Nach einer am 11. Oktober 2007 erfolgten Betriebsprüfung erließ die Beklagte den Bescheid vom 30. November 2007, mit dem sie für den Beigeladenen zu 3. für den Zeitraum vom 01. Januar 2004 bis zum 31. Dezember 2006 Beiträge zur gesetzlichen Krankenversicherung, zur sozialen Pflegeversicherung und Umlagen in Höhe von insgesamt 11.319,71 Euro nachforderte. Zur Begründung gab sie an, dass die Klägerin die Frage der Krankenversicherungsfreiheit des Beigeladenen zu 3. im Hinblick auf die in der gesetzlichen Krankenversicherung geltenden Jahresarbeitsentgeltgrenzen für den genannten Zeitraum unzutreffend beurteilt habe. Der Bescheid ging der Klägerin am 03. Dezember 2007 zu.
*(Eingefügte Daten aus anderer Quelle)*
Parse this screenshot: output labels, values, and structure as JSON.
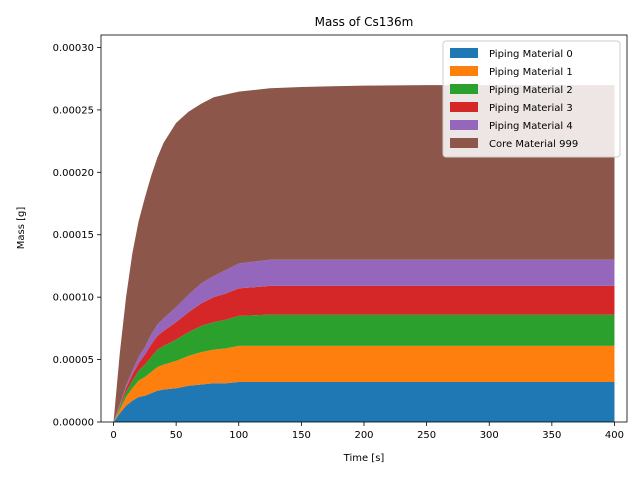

Einen gegen diesen Bescheid am 23. Januar 2008 eingelegten Widerspruch wertete die Beklagte - im Einverständnis mit der Klägerin - als Überprüfungsantrag nach § 44 des Zehnten Buches Sozialgesetzbuch - Sozialverwaltungsverfahren und Sozialdatenschutz (SGB X). Zur Begründung gab die Klägerin an, dass sich der Beigeladene zu 3. im streitbefangenen Zeitraum privat krankenversichert habe. Die nachträgliche Beitragsforderung verstoße auch gegen das Äquivalenzprinzip. Diesen Antrag lehnte die Beklagte mit Bescheid vom 30. April 2008 ab. Bei Erlass des Bescheides vom 30. November 2007 sei weder das Recht unrichtig angewandt noch von einem unrichtigen Sachverhalt ausgegangen worden. Der Beigeladene zu 3. sei in der Zeit vom 01. Januar 2004 bis zum 31. Dezember 2006 pflichtversichert in der gesetzlichen Krankenversicherung und der sozialen Pflegeversicherung gewesen, da sein regelmäßiges Arbeitsentgelt unterhalb der Jahresentgeltgrenze gelegen habe. Auf einen Verstoß gegen das Äquivalenzprinzip berufe sich die Klägerin zu Unrecht. Den dagegen am 26. Mai 2008 eingelegten Widerspruch wies die Beklagte mit Widerspruchsbescheid vom 21. August 2008 zurück.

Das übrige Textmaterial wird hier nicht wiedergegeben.